Ark and 21Shares’ ARKB fund attracted $18.34 million.
Exchange-traded funds (ETFs) that track the spot price of Bitcoin in the United States saw daily net inflows of $39.02 million on Thursday, following a day of negative flows.
SoSoValue data indicates that Ark and 21Shares’ $18.34 million ARKB fund accounted for the majority of these inflows.
Grayscale’s Bitcoin Mini Trust received $5.18 million in inflows, while Fidelity’s FBTC recorded inflows of $11.47 million.
More Funds See Inflows
VanEck’s HODL, which received $4.95 million, and Franklin Templeton’s Bitcoin fund, which received $3.38 million, are two other noteworthy contributors to the inflows.
Bitwise’s BITB saw positive movement as well, registering inflows of $2.22 million.
Grayscale’s GBTC stood out among Bitcoin ETFs, recording outflows of $6.51 million, the only one to do so despite the overall positive trend.
In the meantime, there were no net inflows reported by BlackRock’s IBIT, the biggest spot Bitcoin ETF by net assets. Notably, since August 27, there have been no new inflows into IBIT.
The daily volume of trading for the 12 Bitcoin ETFs decreased to $896.92 million from $1.27 billion the day before.
These funds have received $17.03 billion in net inflows since their January launch.
On the other hand, Thursday saw net outflows of $20.14 million from U.S. spot Ethereum ETFs, which is the second day in a row of negative flows.
On September 12, the total net inflow of Bitcoin spot ETFs was $39.0239 million. Grayscale ETF GBTC outflowed $6.5123 million, Grayscale mini ETF BTC inflowed $5.1771 million, ARKB inflowed $18.3424 million, and Fidelity ETF FBTC inflow was $11.4651 million.…
— Wu Blockchain (@WuBlockchain) September 13, 2024
The outflows were limited to Grayscale’s ETHE; there was no movement in the other eight Ethereum ETFs.
Ethereum ETFs saw a decline in total daily trading volume to $106.14 million from $126.22 million on Wednesday.
There have been $582.74 million in cumulative net outflows from Ethereum ETFs overall.
The inflows coincide with Bitcoin maintaining its stability around $58,000 despite a 0.6% decline to $57,916.
After weak U.S. non-farm payroll data last week, the price of cryptocurrency fell below $53,000, but it has since recovered.
For more market guidance, investors are now anticipating the Federal Reserve’s next Open Market Committee meeting.

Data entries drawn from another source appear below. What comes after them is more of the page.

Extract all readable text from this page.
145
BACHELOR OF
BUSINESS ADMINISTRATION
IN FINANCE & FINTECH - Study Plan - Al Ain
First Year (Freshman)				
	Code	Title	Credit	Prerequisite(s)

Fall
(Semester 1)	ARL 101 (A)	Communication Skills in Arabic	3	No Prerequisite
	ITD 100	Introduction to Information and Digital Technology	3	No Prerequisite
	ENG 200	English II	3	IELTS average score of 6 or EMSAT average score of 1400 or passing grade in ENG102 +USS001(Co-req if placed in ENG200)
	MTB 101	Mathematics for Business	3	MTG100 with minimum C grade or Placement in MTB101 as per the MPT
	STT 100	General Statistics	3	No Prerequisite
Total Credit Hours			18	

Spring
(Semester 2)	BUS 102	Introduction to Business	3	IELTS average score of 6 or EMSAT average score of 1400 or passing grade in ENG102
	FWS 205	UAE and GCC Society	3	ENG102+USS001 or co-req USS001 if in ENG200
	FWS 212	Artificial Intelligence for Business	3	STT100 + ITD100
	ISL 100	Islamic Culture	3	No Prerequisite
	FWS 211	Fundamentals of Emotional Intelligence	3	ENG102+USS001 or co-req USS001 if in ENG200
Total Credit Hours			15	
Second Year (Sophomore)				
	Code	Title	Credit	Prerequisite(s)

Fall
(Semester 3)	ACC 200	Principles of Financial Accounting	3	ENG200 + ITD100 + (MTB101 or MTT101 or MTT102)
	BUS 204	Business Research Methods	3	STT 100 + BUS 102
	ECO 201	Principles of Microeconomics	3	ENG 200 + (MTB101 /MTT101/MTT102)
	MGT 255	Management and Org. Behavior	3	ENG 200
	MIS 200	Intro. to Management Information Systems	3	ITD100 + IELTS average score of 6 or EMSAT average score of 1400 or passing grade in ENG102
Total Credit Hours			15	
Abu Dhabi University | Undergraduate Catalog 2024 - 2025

How Would Rate Cuts Impact Crypto Market?
According to Ryan Lee, Chief Analyst at Bitget Research, a 25 or 50 basis point reduction in the Federal Reserve’s benchmark interest rate is likely to have a positive effect on the cryptocurrency market.
A 25 basis point reduction, according to a statement from Lee, “signals moderate economic concerns” and may cause cryptocurrency prices to gradually rise as investors look for higher returns outside of traditional markets.

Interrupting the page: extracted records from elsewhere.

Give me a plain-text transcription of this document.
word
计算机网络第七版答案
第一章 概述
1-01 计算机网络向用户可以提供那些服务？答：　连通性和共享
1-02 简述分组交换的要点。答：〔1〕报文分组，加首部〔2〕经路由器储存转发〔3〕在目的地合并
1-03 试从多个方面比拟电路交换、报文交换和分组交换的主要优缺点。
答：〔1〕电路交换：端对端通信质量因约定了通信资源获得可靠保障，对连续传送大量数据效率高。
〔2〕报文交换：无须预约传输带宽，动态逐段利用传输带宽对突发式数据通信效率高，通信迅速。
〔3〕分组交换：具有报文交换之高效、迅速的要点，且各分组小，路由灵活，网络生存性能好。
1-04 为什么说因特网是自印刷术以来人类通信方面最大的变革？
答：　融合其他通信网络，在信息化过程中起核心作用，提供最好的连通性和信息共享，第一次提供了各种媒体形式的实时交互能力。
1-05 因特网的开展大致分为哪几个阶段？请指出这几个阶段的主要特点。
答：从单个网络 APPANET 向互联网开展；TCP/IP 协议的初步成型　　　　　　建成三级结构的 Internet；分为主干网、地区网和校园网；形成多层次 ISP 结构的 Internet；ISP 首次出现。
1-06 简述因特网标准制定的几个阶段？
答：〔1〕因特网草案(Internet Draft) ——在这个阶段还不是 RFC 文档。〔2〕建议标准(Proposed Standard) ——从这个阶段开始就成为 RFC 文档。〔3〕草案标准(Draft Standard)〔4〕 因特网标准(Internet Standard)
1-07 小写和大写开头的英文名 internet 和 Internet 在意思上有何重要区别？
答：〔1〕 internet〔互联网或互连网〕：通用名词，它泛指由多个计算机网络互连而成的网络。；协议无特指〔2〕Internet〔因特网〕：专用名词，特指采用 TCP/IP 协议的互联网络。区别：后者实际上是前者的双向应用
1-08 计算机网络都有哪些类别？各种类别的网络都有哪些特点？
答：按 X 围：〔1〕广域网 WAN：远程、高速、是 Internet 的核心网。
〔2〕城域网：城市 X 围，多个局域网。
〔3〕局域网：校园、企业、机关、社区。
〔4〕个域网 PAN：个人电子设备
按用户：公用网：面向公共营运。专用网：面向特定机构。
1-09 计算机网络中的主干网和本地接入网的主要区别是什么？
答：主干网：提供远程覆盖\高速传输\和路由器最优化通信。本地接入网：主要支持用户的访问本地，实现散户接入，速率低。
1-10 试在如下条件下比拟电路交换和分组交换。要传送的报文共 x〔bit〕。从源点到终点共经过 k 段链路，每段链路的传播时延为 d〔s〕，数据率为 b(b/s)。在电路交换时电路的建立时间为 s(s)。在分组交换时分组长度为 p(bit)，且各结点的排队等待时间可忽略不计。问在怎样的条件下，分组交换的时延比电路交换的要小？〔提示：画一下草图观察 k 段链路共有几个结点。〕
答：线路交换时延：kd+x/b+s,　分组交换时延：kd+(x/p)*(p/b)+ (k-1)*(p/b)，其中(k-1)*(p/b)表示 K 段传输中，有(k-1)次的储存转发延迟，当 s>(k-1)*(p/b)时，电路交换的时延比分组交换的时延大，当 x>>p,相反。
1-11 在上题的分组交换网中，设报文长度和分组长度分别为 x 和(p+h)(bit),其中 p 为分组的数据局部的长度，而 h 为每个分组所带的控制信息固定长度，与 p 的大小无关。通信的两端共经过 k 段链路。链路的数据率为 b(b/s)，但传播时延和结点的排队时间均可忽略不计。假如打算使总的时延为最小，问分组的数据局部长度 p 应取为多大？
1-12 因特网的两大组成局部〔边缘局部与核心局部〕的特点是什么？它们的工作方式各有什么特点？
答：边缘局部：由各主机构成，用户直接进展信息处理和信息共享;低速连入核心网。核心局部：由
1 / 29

There will likely be little volatility and a modest recovery.
“Investors may gradually reallocate funds from low-yield traditional assets to riskier ones, leading to a moderate market upswing,” he wrote.
A 50 basis point cut, on the other hand, would indicate more serious economic concerns and might lead to large capital inflows into cryptocurrencies, especially Bitcoin, as investors shift to riskier assets.
Both increased volatility and a stronger market rally would come from this.
“In the short term, as investor sentiment swings, the crypto market may experience sharp price volatility, especially during the initial phase as the market digests the positive news,” Lee claimed
Long-term, he predicted that both rate cuts would heighten anticipations of additional Federal Reserve easing, thereby bolstering the market for cryptocurrencies.